Beijing rejects the accusations and contends that Washington is simply trying to suppress a rising competitor in international trade.

Despite the plans for an announcement, it’s not a done deal, noted Jeffrey Halley of Oanda.

“After such an interminable wait and having being led to water before, I would like to see something official in writing officially. Further to that point, although the in-principle agreement may have been agreed, the legally binding text has yet to be drawn up,” he said.

Since July 2018, the Trump administration has imposed import taxes on $360 billion in Chinese products. Beijing has retaliated by taxing $120 billion in U.S. exports, including soybeans and other farm products that are vital to many of Trump’s supporters in rural America.

On Sunday, the administration was set to start taxing an additional $160 billion in Chinese imports, a move that would extend the sanctions to just about everything China ships to the United States.
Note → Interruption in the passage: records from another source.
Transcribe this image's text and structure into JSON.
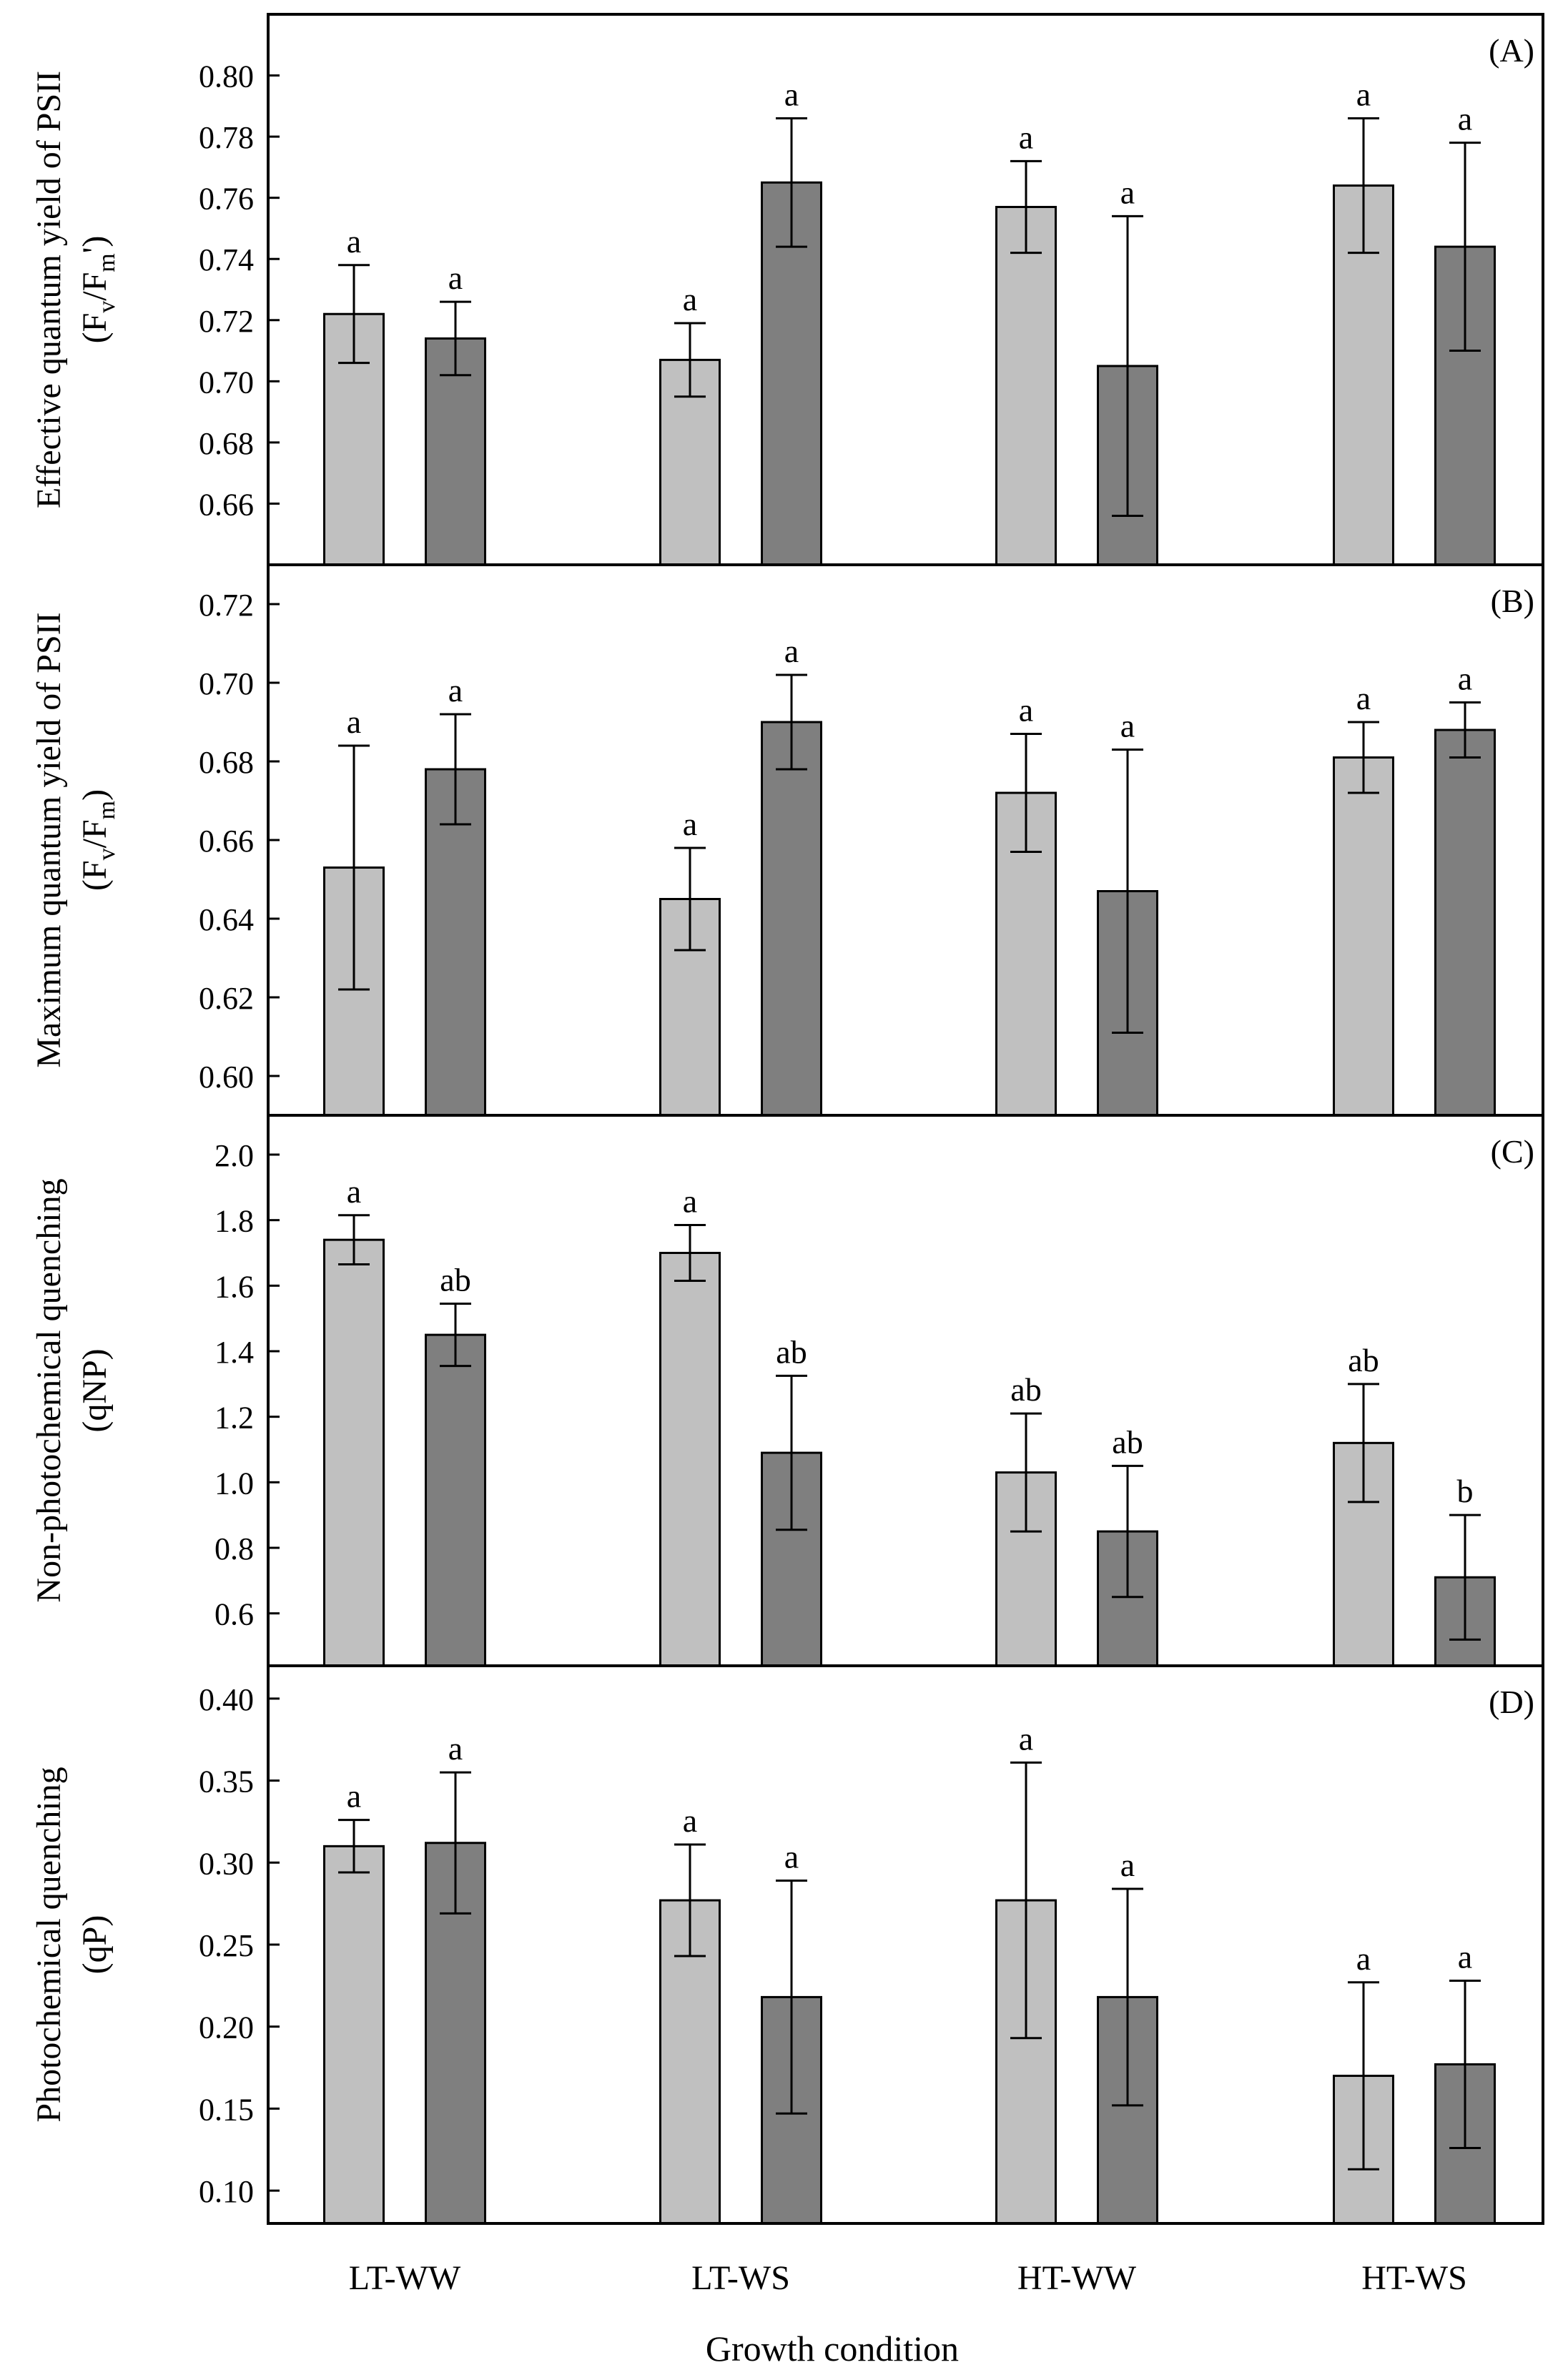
{
  "figure": {
    "xlabel": "Growth condition",
    "categories": [
      "LT-WW",
      "LT-WS",
      "HT-WW",
      "HT-WS"
    ],
    "colors": {
      "light_bar": "#c0c0c0",
      "dark_bar": "#7f7f7f",
      "axis": "#000000"
    }
  },
  "chart_data": [
    {
      "type": "bar",
      "panel": "(A)",
      "ylabel": [
        "Effective quantum yield of PSII",
        "(F",
        "v",
        "/F",
        "m",
        "')"
      ],
      "ylim": [
        0.64,
        0.82
      ],
      "yticks": [
        0.66,
        0.68,
        0.7,
        0.72,
        0.74,
        0.76,
        0.78,
        0.8
      ],
      "ytick_labels": [
        "0.66",
        "0.68",
        "0.70",
        "0.72",
        "0.74",
        "0.76",
        "0.78",
        "0.80"
      ],
      "categories": [
        "LT-WW",
        "LT-WS",
        "HT-WW",
        "HT-WS"
      ],
      "series": [
        {
          "name": "light",
          "values": [
            0.722,
            0.707,
            0.757,
            0.764
          ],
          "errors": [
            0.016,
            0.012,
            0.015,
            0.022
          ],
          "letters": [
            "a",
            "a",
            "a",
            "a"
          ]
        },
        {
          "name": "dark",
          "values": [
            0.714,
            0.765,
            0.705,
            0.744
          ],
          "errors": [
            0.012,
            0.021,
            0.049,
            0.034
          ],
          "letters": [
            "a",
            "a",
            "a",
            "a"
          ]
        }
      ]
    },
    {
      "type": "bar",
      "panel": "(B)",
      "ylabel": [
        "Maximum quantum yield of PSII",
        "(F",
        "v",
        "/F",
        "m",
        ")"
      ],
      "ylim": [
        0.59,
        0.73
      ],
      "yticks": [
        0.6,
        0.62,
        0.64,
        0.66,
        0.68,
        0.7,
        0.72
      ],
      "ytick_labels": [
        "0.60",
        "0.62",
        "0.64",
        "0.66",
        "0.68",
        "0.70",
        "0.72"
      ],
      "categories": [
        "LT-WW",
        "LT-WS",
        "HT-WW",
        "HT-WS"
      ],
      "series": [
        {
          "name": "light",
          "values": [
            0.653,
            0.645,
            0.672,
            0.681
          ],
          "errors": [
            0.031,
            0.013,
            0.015,
            0.009
          ],
          "letters": [
            "a",
            "a",
            "a",
            "a"
          ]
        },
        {
          "name": "dark",
          "values": [
            0.678,
            0.69,
            0.647,
            0.688
          ],
          "errors": [
            0.014,
            0.012,
            0.036,
            0.007
          ],
          "letters": [
            "a",
            "a",
            "a",
            "a"
          ]
        }
      ]
    },
    {
      "type": "bar",
      "panel": "(C)",
      "ylabel": [
        "Non-photochemical quenching",
        "(qNP)"
      ],
      "ylim": [
        0.44,
        2.12
      ],
      "yticks": [
        0.6,
        0.8,
        1.0,
        1.2,
        1.4,
        1.6,
        1.8,
        2.0
      ],
      "ytick_labels": [
        "0.6",
        "0.8",
        "1.0",
        "1.2",
        "1.4",
        "1.6",
        "1.8",
        "2.0"
      ],
      "categories": [
        "LT-WW",
        "LT-WS",
        "HT-WW",
        "HT-WS"
      ],
      "series": [
        {
          "name": "light",
          "values": [
            1.74,
            1.7,
            1.03,
            1.12
          ],
          "errors": [
            0.075,
            0.085,
            0.18,
            0.18
          ],
          "letters": [
            "a",
            "a",
            "ab",
            "ab"
          ]
        },
        {
          "name": "dark",
          "values": [
            1.45,
            1.09,
            0.85,
            0.71
          ],
          "errors": [
            0.095,
            0.235,
            0.2,
            0.19
          ],
          "letters": [
            "ab",
            "ab",
            "ab",
            "b"
          ]
        }
      ]
    },
    {
      "type": "bar",
      "panel": "(D)",
      "ylabel": [
        "Photochemical quenching",
        "(qP)"
      ],
      "ylim": [
        0.08,
        0.42
      ],
      "yticks": [
        0.1,
        0.15,
        0.2,
        0.25,
        0.3,
        0.35,
        0.4
      ],
      "ytick_labels": [
        "0.10",
        "0.15",
        "0.20",
        "0.25",
        "0.30",
        "0.35",
        "0.40"
      ],
      "categories": [
        "LT-WW",
        "LT-WS",
        "HT-WW",
        "HT-WS"
      ],
      "series": [
        {
          "name": "light",
          "values": [
            0.31,
            0.277,
            0.277,
            0.17
          ],
          "errors": [
            0.016,
            0.034,
            0.084,
            0.057
          ],
          "letters": [
            "a",
            "a",
            "a",
            "a"
          ]
        },
        {
          "name": "dark",
          "values": [
            0.312,
            0.218,
            0.218,
            0.177
          ],
          "errors": [
            0.043,
            0.071,
            0.066,
            0.051
          ],
          "letters": [
            "a",
            "a",
            "a",
            "a"
          ]
        }
      ]
    }
  ]
}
Repeated rounds of negotiations had failed to achieve even a preliminary agreement. The prolonged uncertainty over Trump’s trade policies has curtailed U.S. business investment and likely held back economic growth. Many corporations have slowed or suspended investment plans until they know when, how or even whether the trade standoff will end.

A far-reaching agreement on China’s technology policies will likely prove difficult. It would require Beijing to scale back its drive to become a global powerhouse in industrial high technology, something it sees as a path to prosperity and international influence.